Customers can register, log in, browse available staff, book appointments for specific time slots, reschedule or cancel existing appointments, and update their profile including uploading a profile photo.
Administrators can log into a separate panel, add and manage bank employees, view all upcoming appointments across the system, and control staff availability schedules.
JWT authentication works across all three apps with role-based access - customers and admins use completely separate token systems.
conclusion:
BankBuddy taught me how a real full-stack system is structured - not just writing React components, but designing APIs, managing authentication across multiple apps, handling file uploads, and deploying everything to production. The experience of making three separate apps work together in production was more challenging than I expected, and more valuable than any tutorial.

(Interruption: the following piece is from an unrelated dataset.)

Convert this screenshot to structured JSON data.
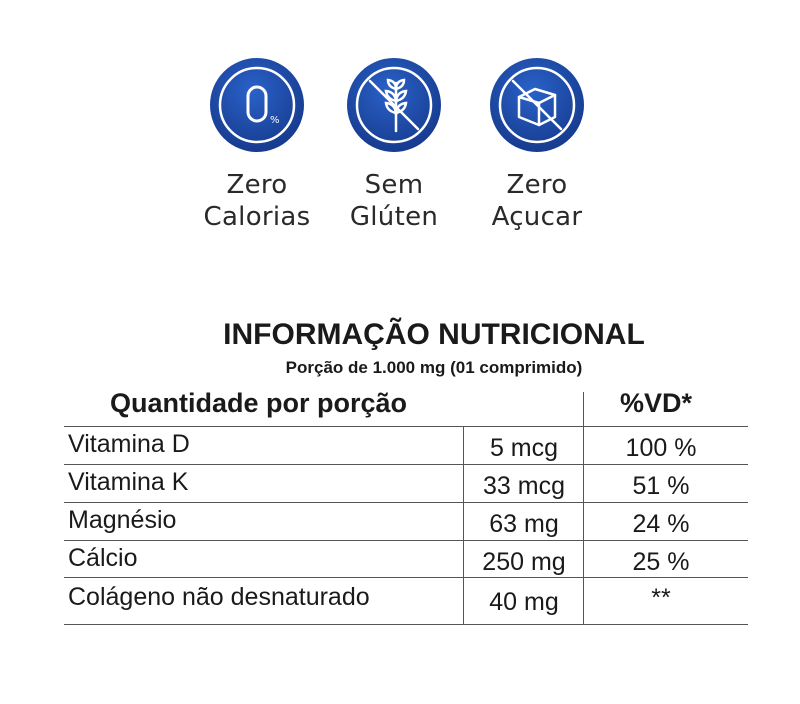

The most important lesson was building the backend first. Every time I've seen peers struggle with full-stack projects it's because they built the UI before the API and had to constantly go back and reshape things. Planning the data model and testing the API before touching the frontend made the whole project cleaner.
What I'd Do Differently:
I'd add email notifications - an automated confirmation email when a booking is made and a reminder 24 hours before the appointment. This is something real banking apps all have and would make the project feel genuinely production-ready rather than just technically complete.
I'd also add a staff-facing view - right now employees don't have their own login. They'd need to log into the admin panel to see their schedule, which isn't realistic. A separate staff interface with a read-only view of their own appointments would make the system complete.